What Is NFA Compliance Rule 2-43b?
NFA Compliance Rule 2-43b, implemented in 2009 by the National Futures Association (NFA), states that "forex dealer members (FDM)" and retail foreign exchange dealers (RFED) cannot allow clients to hedge and must offset positions on a first-in-first-out (FIFO) basis.
- NFA Compliance Rule 2-43b, implemented in 2009 by the National Futures Association (NFA), states that "forex dealer members (FDM)" and retail foreign exchange dealers (RFED) cannot allow clients to hedge and must offset positions on a first-in-first-out (FIFO) basis.
- NFA Compliance Rule 2-43b bans price adjustments to executed customer orders, except to resolve a complaint that is in the customer's favor.
- NFA Compliance Rule 2-43b supporters say it increases transparency for customers and brings forex trading practices in line with those of the equities and futures markets.
Understanding NFA Compliance Rule 2-43b
The National Futures Association (NFA) Compliance Rule 2-43b as implemented by the U.S. forex (FX) industry's self-regulatory organization, the NFA, is commonly known as the "FIFO rule" and, essentially, eliminates hedging. Hedging, as understood by the retail forex trading crowd, is where a trader will have both a long and a short position in a single currency pair at the same time, which is, in and of itself, offsetting.
Rule 2-43b prohibits the dealers from allowing this practice by requiring that multiple positions held in the same currency pair be offset on a first-in, first-out (FIFO) basis. Additionally, it also bans price adjustments to executed customer orders, except to resolve a complaint that is in the customer's favor. Also, NFA Compliance Rule 2-43b limits changes to certain straight-through processing transactions. These changes must be reviewed, approved, and documented by the NFA.
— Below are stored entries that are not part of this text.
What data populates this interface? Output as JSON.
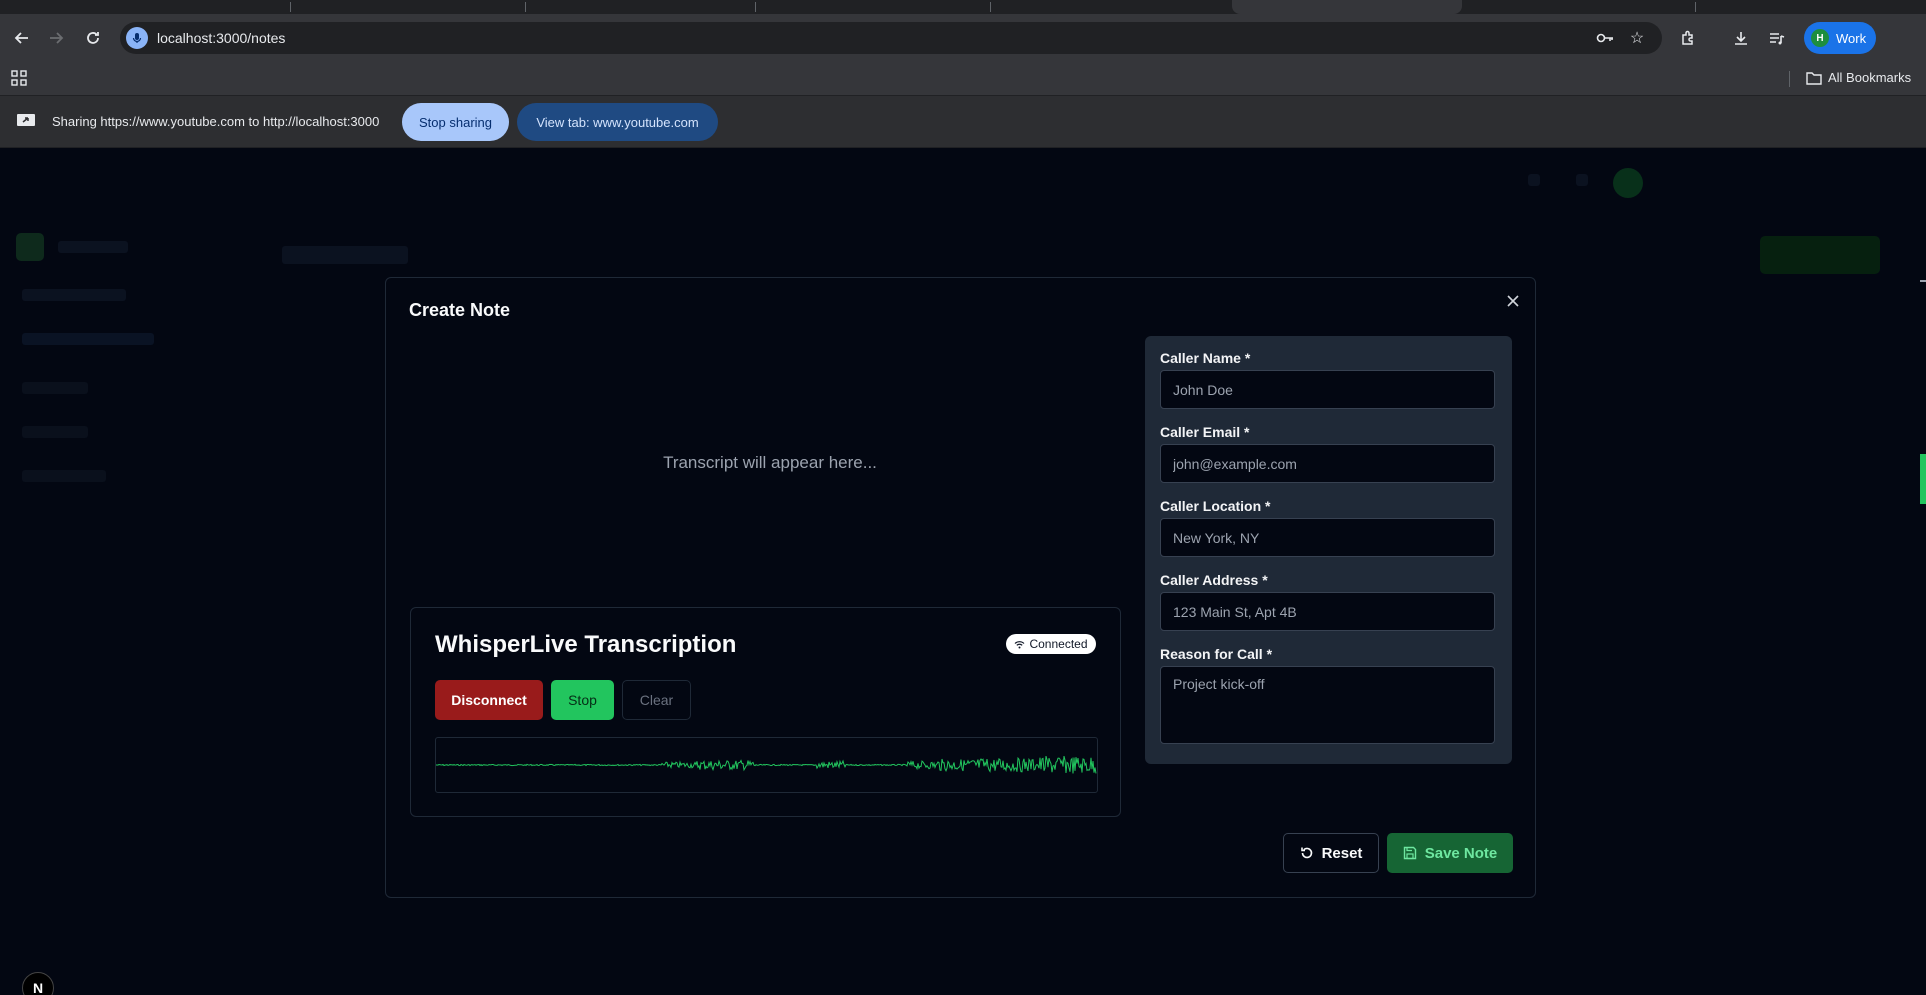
{
  "browser": {
    "url": "localhost:3000/notes",
    "profile_initial": "H",
    "profile_label": "Work",
    "all_bookmarks": "All Bookmarks"
  },
  "sharing_bar": {
    "message": "Sharing https://www.youtube.com to http://localhost:3000",
    "stop_sharing": "Stop sharing",
    "view_tab": "View tab: www.youtube.com"
  },
  "modal": {
    "title": "Create Note",
    "transcript_placeholder": "Transcript will appear here...",
    "whisper": {
      "title": "WhisperLive Transcription",
      "status": "Connected",
      "disconnect": "Disconnect",
      "stop": "Stop",
      "clear": "Clear"
    },
    "form": {
      "caller_name_label": "Caller Name *",
      "caller_name_placeholder": "John Doe",
      "caller_email_label": "Caller Email *",
      "caller_email_placeholder": "john@example.com",
      "caller_location_label": "Caller Location *",
      "caller_location_placeholder": "New York, NY",
      "caller_address_label": "Caller Address *",
      "caller_address_placeholder": "123 Main St, Apt 4B",
      "reason_label": "Reason for Call *",
      "reason_placeholder": "Project kick-off"
    },
    "reset": "Reset",
    "save": "Save Note"
  },
  "colors": {
    "accent_green": "#22c55e",
    "danger_red": "#991b1b",
    "background": "#030712"
  }
}
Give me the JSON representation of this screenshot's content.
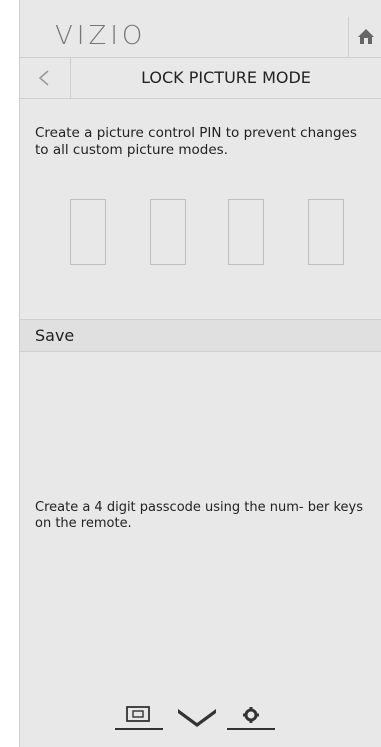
{
  "header": {
    "logo": "VIZIO",
    "home_icon": "home-icon",
    "back_icon": "back-arrow-icon",
    "title": "LOCK PICTURE MODE"
  },
  "content": {
    "description": "Create a picture control PIN to prevent changes to all custom picture modes.",
    "pin_digits": [
      "",
      "",
      "",
      ""
    ],
    "save_label": "Save",
    "hint": "Create a 4 digit passcode using the num- ber keys on the remote."
  },
  "bottom_nav": {
    "items": [
      {
        "icon": "input-icon"
      },
      {
        "icon": "chevron-down-icon"
      },
      {
        "icon": "settings-icon"
      }
    ]
  },
  "colors": {
    "panel_bg": "#e8e8e8",
    "border": "#cfcfcf",
    "text": "#222222",
    "nav_icon": "#333333"
  }
}
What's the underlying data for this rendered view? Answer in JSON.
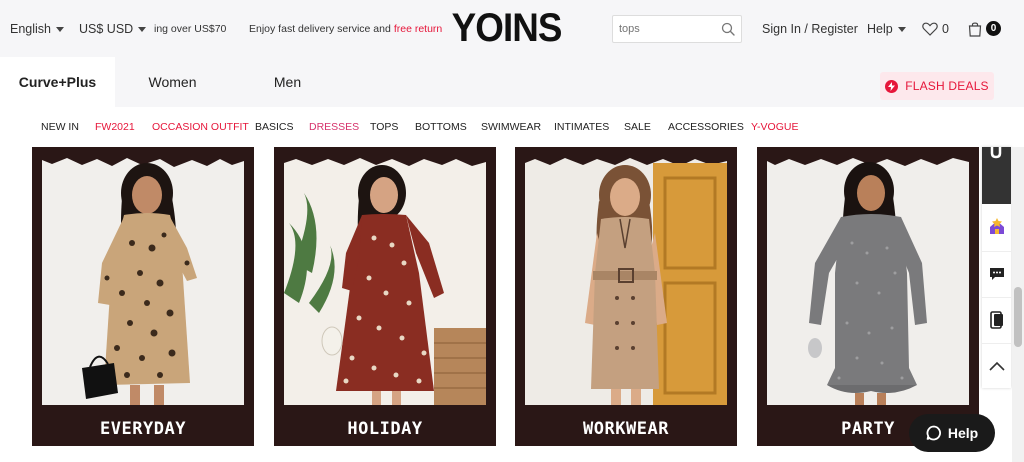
{
  "topbar": {
    "language": "English",
    "currency": "US$ USD",
    "shipping_promo": "ing over US$70",
    "delivery_promo": "Enjoy fast delivery service and",
    "return_promo": "free return",
    "logo": "YOINS",
    "search_placeholder": "tops",
    "signin": "Sign In / Register",
    "help": "Help",
    "wishlist_count": "0",
    "cart_count": "0"
  },
  "nav": {
    "tabs": [
      "Curve+Plus",
      "Women",
      "Men"
    ],
    "active": "Curve+Plus",
    "flash_deals": "FLASH DEALS"
  },
  "categories": [
    "NEW IN",
    "FW2021",
    "OCCASION OUTFIT",
    "BASICS",
    "DRESSES",
    "TOPS",
    "BOTTOMS",
    "SWIMWEAR",
    "INTIMATES",
    "SALE",
    "ACCESSORIES",
    "Y-VOGUE"
  ],
  "products": [
    {
      "label": "EVERYDAY",
      "dress_color": "#c9a57a",
      "pattern_color": "#3b2a1c"
    },
    {
      "label": "HOLIDAY",
      "dress_color": "#8a2d22",
      "pattern_color": "#e8d8c4"
    },
    {
      "label": "WORKWEAR",
      "dress_color": "#c4a080",
      "pattern_color": "#5a4030"
    },
    {
      "label": "PARTY",
      "dress_color": "#7a7a7c",
      "pattern_color": "#a8a8aa"
    }
  ],
  "help_button": "Help",
  "colors": {
    "accent_red": "#e6163a",
    "card_frame": "#2a1716",
    "topbar_bg": "#f6f6f8"
  }
}
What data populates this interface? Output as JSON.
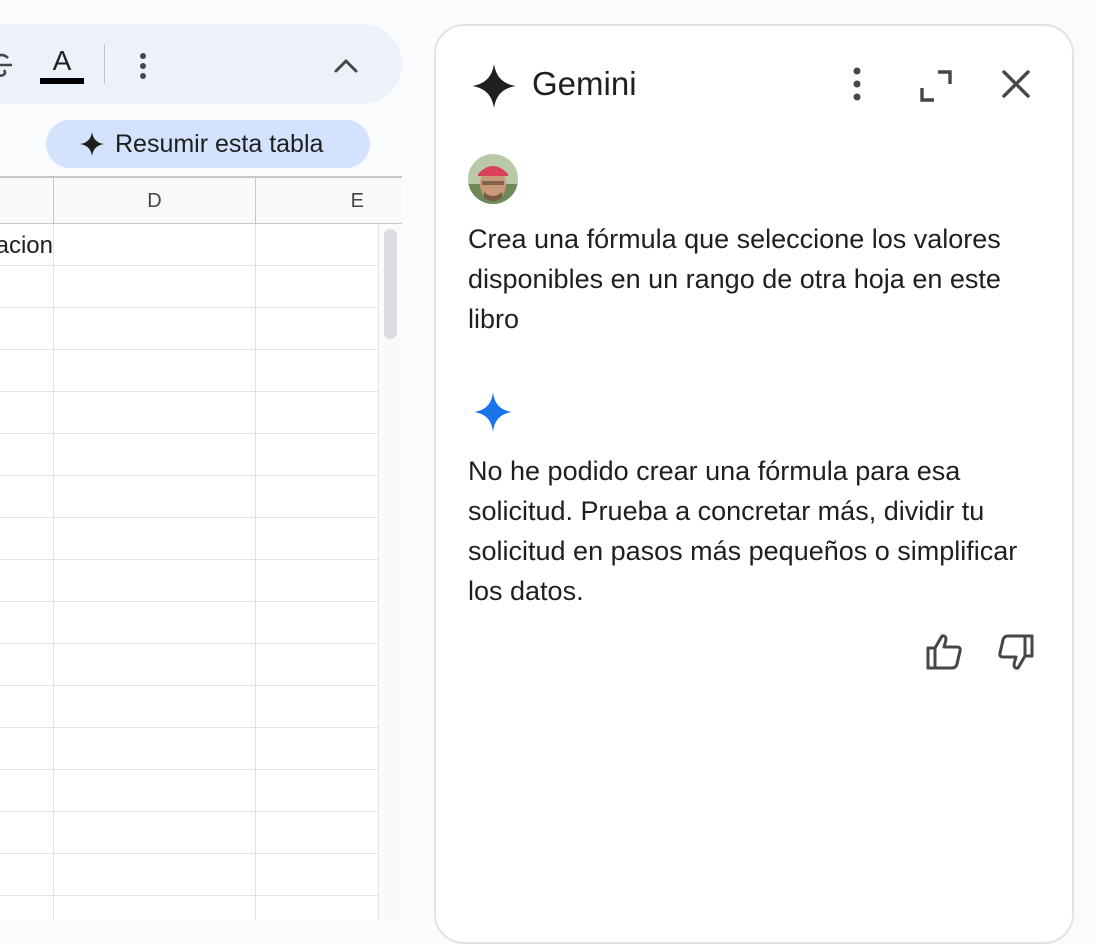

The National Futures Association (NFA) implemented Compliance Rule 2-43b in 2009. Like other NFA regulations, it applies to all brokers and traders who fall under the jurisdiction of the NFA. The NFA is a self-regulating organization, and mandatory membership is a critical element in making that structure work, thus allowing the organization to enforce its rules and policies. Its membership requirement applies to virtually all registered forex (FX) professionals working in roles which include all registered:
- Futures Commission Merchants (FCM)
- Retail Foreign Exchange Dealers (RFED)
- Introducing Brokers (IB)
- Swap Dealers (SD)
- Major Swap Participants (MSP)
- Commodity Pool Operators (CPO)
- Commodity Trading Advisors (CTA) who direct client accounts or provide tailored investment advice.
In Dec. 2017, the NFA approved an amendment to Rule 2-43b. Under the amendment, price adjustment prohibition does not apply when a forex dealer member adjusts all orders in customers’ favor to rectify situations that are beyond the customer’s control. An example would include incidents where there are issues with third-party vendors.
The passage of NFA Compliance Rule 2-43b saw a mass exodus of trading capital to offshore forex dealers that still allowed "hedging." While this might be a viewed as a boon by the forex customers that utilize this as part of their trading strategies, they run the risk of being more susceptible to fraudulent practices at the brokerage level, given that these firms are not held to the same regulatory requirements as their U.S.-based counterparts.
Software Requirements for Compliance Rule 2-43b
Traders refer to Rule 2-43b as the FIFO rule. This first-in, first-out (FIFO) policy means that traders must close the earliest trades first in situations where several open trades-in-play involve the same currency pairs and are of the same position size. The rule's supporters say it increases transparency for customers and brings forex trading practices in line with those of the equities and futures markets.
However, one downside is that it involves some initial adjustments on a practical level for the affected firms. The adoption of this rule forced many forex firms to change their trading platforms because older software allowed users to choose which orders they wanted to close out. By empowering customers, the older software did not comply with the FIFO rule. Under the new rules, it is still possible to place stop and limit orders, but they must now be input into the system differently.